Este lab esta diseñado para servir como metodo de aprendizaje de Kedro + Great expectations
Contiene 2 datasets
- Iris data
- Netflix Tittles
Inicializemos el ambiente con
great_expectations init
Luego debemos confirmar el tipo de dataset, path y nombre que queremos darle.
Confirmemos para hacer el profiling:
================================================================================
Would you like to profile new Expectations for a single data asset within your new Datasource? [Y/n]: y
Would you like to:
1. choose from a list of data assets in this datasource
2. enter the path of a data file
: 1
Which data would you like to use?
1. iris (file)
2. netflix_titles (file)
Don't see the name of the data asset in the list above? Just type it
: 1
Name the new Expectation Suite [iris.warning]:
Great Expectations will choose a couple of columns and generate expectations about them
to demonstrate some examples of assertions you can make about your data.
Great Expectations will store these expectations in a new Expectation Suite 'iris.warning' here:
file:///workspace/kedro_ge/great_expectations/expectations/iris/warning.json
Would you like to proceed? [Y/n]:
Generating example Expectation Suite...
Done generating example Expectation Suite
================================================================================
Would you like to build Data Docs? [Y/n]:
The following Data Docs sites will be built:
- local_site: file:///workspace/kedro_ge/great_expectations/uncommitted/data_docs/local_site/index.html
Would you like to proceed? [Y/n]:
Building Data Docs...
Done building Data Docs
Would you like to view your new Expectations in Data Docs? This will open a new browser window. [Y/n]:
para agregar un nuevo dataset basta que corramos:
great_expectations datasource new
y volveremos a pasar por el menu para agregar un dataset.

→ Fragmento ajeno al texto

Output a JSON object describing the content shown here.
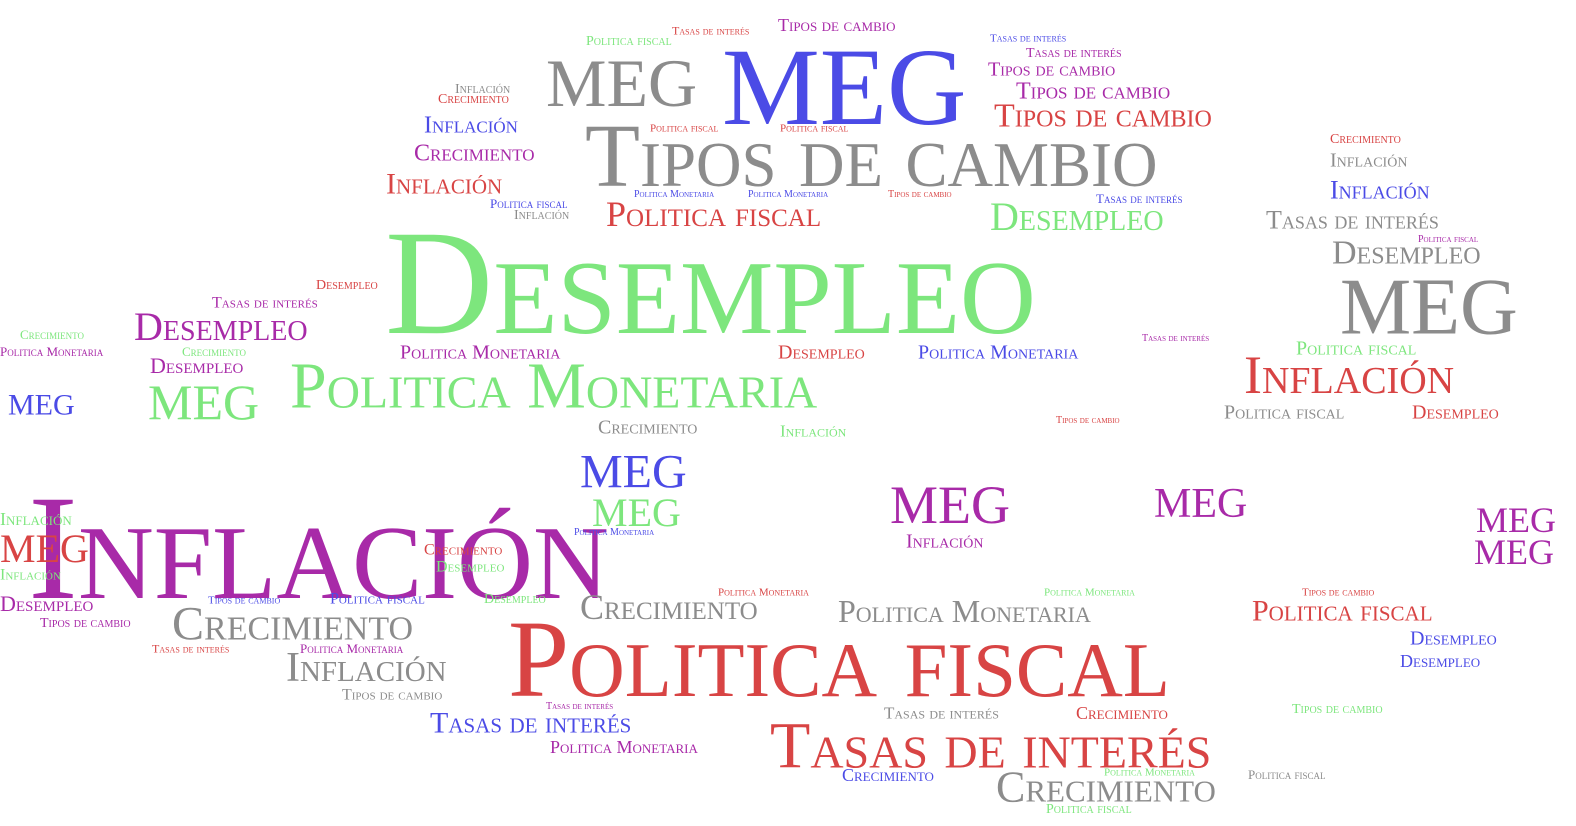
{
  "palette": {
    "gray": "#8c8c8c",
    "blue": "#4b4be6",
    "green": "#7de67d",
    "purple": "#a82aa8",
    "red": "#d84444"
  },
  "words": [
    {
      "text": "Tasas de interés",
      "color": "red"
    },
    {
      "text": "Tipos de cambio",
      "color": "purple"
    },
    {
      "text": "Politica fiscal",
      "color": "green"
    },
    {
      "text": "Tasas de interés",
      "color": "blue"
    },
    {
      "text": "Tasas de interés",
      "color": "purple"
    },
    {
      "text": "Tipos de cambio",
      "color": "purple"
    },
    {
      "text": "MEG",
      "color": "gray"
    },
    {
      "text": "MEG",
      "color": "blue"
    },
    {
      "text": "Inflación",
      "color": "gray"
    },
    {
      "text": "Crecimiento",
      "color": "red"
    },
    {
      "text": "Tipos de cambio",
      "color": "purple"
    },
    {
      "text": "Inflación",
      "color": "blue"
    },
    {
      "text": "Tipos de cambio",
      "color": "red"
    },
    {
      "text": "Politica fiscal",
      "color": "red"
    },
    {
      "text": "Politica fiscal",
      "color": "red"
    },
    {
      "text": "Tipos de cambio",
      "color": "gray"
    },
    {
      "text": "Crecimiento",
      "color": "purple"
    },
    {
      "text": "Crecimiento",
      "color": "red"
    },
    {
      "text": "Inflación",
      "color": "gray"
    },
    {
      "text": "Inflación",
      "color": "red"
    },
    {
      "text": "Inflación",
      "color": "blue"
    },
    {
      "text": "Politica Monetaria",
      "color": "blue"
    },
    {
      "text": "Politica Monetaria",
      "color": "blue"
    },
    {
      "text": "Tipos de cambio",
      "color": "red"
    },
    {
      "text": "Politica fiscal",
      "color": "blue"
    },
    {
      "text": "Politica fiscal",
      "color": "red"
    },
    {
      "text": "Inflación",
      "color": "gray"
    },
    {
      "text": "Desempleo",
      "color": "green"
    },
    {
      "text": "Tasas de interés",
      "color": "blue"
    },
    {
      "text": "Tasas de interés",
      "color": "gray"
    },
    {
      "text": "Politica fiscal",
      "color": "purple"
    },
    {
      "text": "Desempleo",
      "color": "gray"
    },
    {
      "text": "Desempleo",
      "color": "green"
    },
    {
      "text": "MEG",
      "color": "gray"
    },
    {
      "text": "Desempleo",
      "color": "red"
    },
    {
      "text": "Tasas de interés",
      "color": "purple"
    },
    {
      "text": "Crecimiento",
      "color": "green"
    },
    {
      "text": "Desempleo",
      "color": "purple"
    },
    {
      "text": "Politica Monetaria",
      "color": "purple"
    },
    {
      "text": "Crecimiento",
      "color": "green"
    },
    {
      "text": "Desempleo",
      "color": "purple"
    },
    {
      "text": "Politica Monetaria",
      "color": "purple"
    },
    {
      "text": "Politica Monetaria",
      "color": "green"
    },
    {
      "text": "Desempleo",
      "color": "red"
    },
    {
      "text": "Politica Monetaria",
      "color": "blue"
    },
    {
      "text": "Tasas de interés",
      "color": "purple"
    },
    {
      "text": "Politica fiscal",
      "color": "green"
    },
    {
      "text": "Inflación",
      "color": "red"
    },
    {
      "text": "MEG",
      "color": "blue"
    },
    {
      "text": "MEG",
      "color": "green"
    },
    {
      "text": "Politica fiscal",
      "color": "gray"
    },
    {
      "text": "Desempleo",
      "color": "red"
    },
    {
      "text": "Crecimiento",
      "color": "gray"
    },
    {
      "text": "Inflación",
      "color": "green"
    },
    {
      "text": "Tipos de cambio",
      "color": "red"
    },
    {
      "text": "Inflación",
      "color": "purple"
    },
    {
      "text": "MEG",
      "color": "blue"
    },
    {
      "text": "MEG",
      "color": "green"
    },
    {
      "text": "MEG",
      "color": "purple"
    },
    {
      "text": "MEG",
      "color": "purple"
    },
    {
      "text": "Politica Monetaria",
      "color": "blue"
    },
    {
      "text": "Inflación",
      "color": "purple"
    },
    {
      "text": "Inflación",
      "color": "green"
    },
    {
      "text": "MEG",
      "color": "red"
    },
    {
      "text": "Crecimiento",
      "color": "red"
    },
    {
      "text": "Desempleo",
      "color": "green"
    },
    {
      "text": "Inflación",
      "color": "green"
    },
    {
      "text": "MEG",
      "color": "purple"
    },
    {
      "text": "MEG",
      "color": "purple"
    },
    {
      "text": "Desempleo",
      "color": "purple"
    },
    {
      "text": "Tipos de cambio",
      "color": "blue"
    },
    {
      "text": "Politica fiscal",
      "color": "blue"
    },
    {
      "text": "Desempleo",
      "color": "green"
    },
    {
      "text": "Politica Monetaria",
      "color": "red"
    },
    {
      "text": "Politica Monetaria",
      "color": "green"
    },
    {
      "text": "Tipos de cambio",
      "color": "red"
    },
    {
      "text": "Tipos de cambio",
      "color": "purple"
    },
    {
      "text": "Crecimiento",
      "color": "gray"
    },
    {
      "text": "Crecimiento",
      "color": "gray"
    },
    {
      "text": "Politica Monetaria",
      "color": "gray"
    },
    {
      "text": "Politica fiscal",
      "color": "red"
    },
    {
      "text": "Desempleo",
      "color": "blue"
    },
    {
      "text": "Tasas de interés",
      "color": "red"
    },
    {
      "text": "Politica Monetaria",
      "color": "purple"
    },
    {
      "text": "Politica fiscal",
      "color": "red"
    },
    {
      "text": "Inflación",
      "color": "gray"
    },
    {
      "text": "Desempleo",
      "color": "blue"
    },
    {
      "text": "Tipos de cambio",
      "color": "gray"
    },
    {
      "text": "Tasas de interés",
      "color": "purple"
    },
    {
      "text": "Tasas de interés",
      "color": "gray"
    },
    {
      "text": "Crecimiento",
      "color": "red"
    },
    {
      "text": "Tipos de cambio",
      "color": "green"
    },
    {
      "text": "Tasas de interés",
      "color": "blue"
    },
    {
      "text": "Tasas de interés",
      "color": "red"
    },
    {
      "text": "Politica Monetaria",
      "color": "purple"
    },
    {
      "text": "Crecimiento",
      "color": "blue"
    },
    {
      "text": "Politica Monetaria",
      "color": "green"
    },
    {
      "text": "Politica fiscal",
      "color": "gray"
    },
    {
      "text": "Crecimiento",
      "color": "gray"
    },
    {
      "text": "Politica fiscal",
      "color": "green"
    },
    {
      "text": "Desempleo",
      "color": "green"
    },
    {
      "text": "Politica Monetaria",
      "color": "purple"
    },
    {
      "text": "Inflación",
      "color": "gray"
    },
    {
      "text": "Desempleo",
      "color": "purple"
    },
    {
      "text": "Crecimiento",
      "color": "gray"
    },
    {
      "text": "Politica fiscal",
      "color": "blue"
    },
    {
      "text": "Politica fiscal",
      "color": "blue"
    },
    {
      "text": "MEG",
      "color": "red"
    },
    {
      "text": "MEG",
      "color": "blue"
    },
    {
      "text": "Inflación",
      "color": "purple"
    },
    {
      "text": "Politica Monetaria",
      "color": "green"
    }
  ]
}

great_expetations datasource profile <my_dataset>
great_expectations suite edit
great_expectations suite new
great_expectations suite list
great_expectations suite delete
great_expectations docs build
great_expectations docs clean
great_expectations checkpoint new
great_expectations checkpoint list
great_expectations checkpoint run
great_expectations checkpoint script
great_expectations datasource list
great_expectations datasource profile
great_expectations datasource delete
great_expectations validation-operator run
great_expectations init
https://docs.greatexpectations.io/en/latest/reference/core_concepts.html#key-ideas
https://docs.greatexpectations.io/en/latest/reference/glossary_of_expectations.html
Existe un Kernel error cuando se edita la Suite desde
great_expectations suite edit <suite_name>
para remediar esto, es mejor abrir una sesion de Kedro con un parametro para abrir el puerto:
kedro jupyter notebook --NotebookApp.allow_origin=\'$(gp url 8888)\'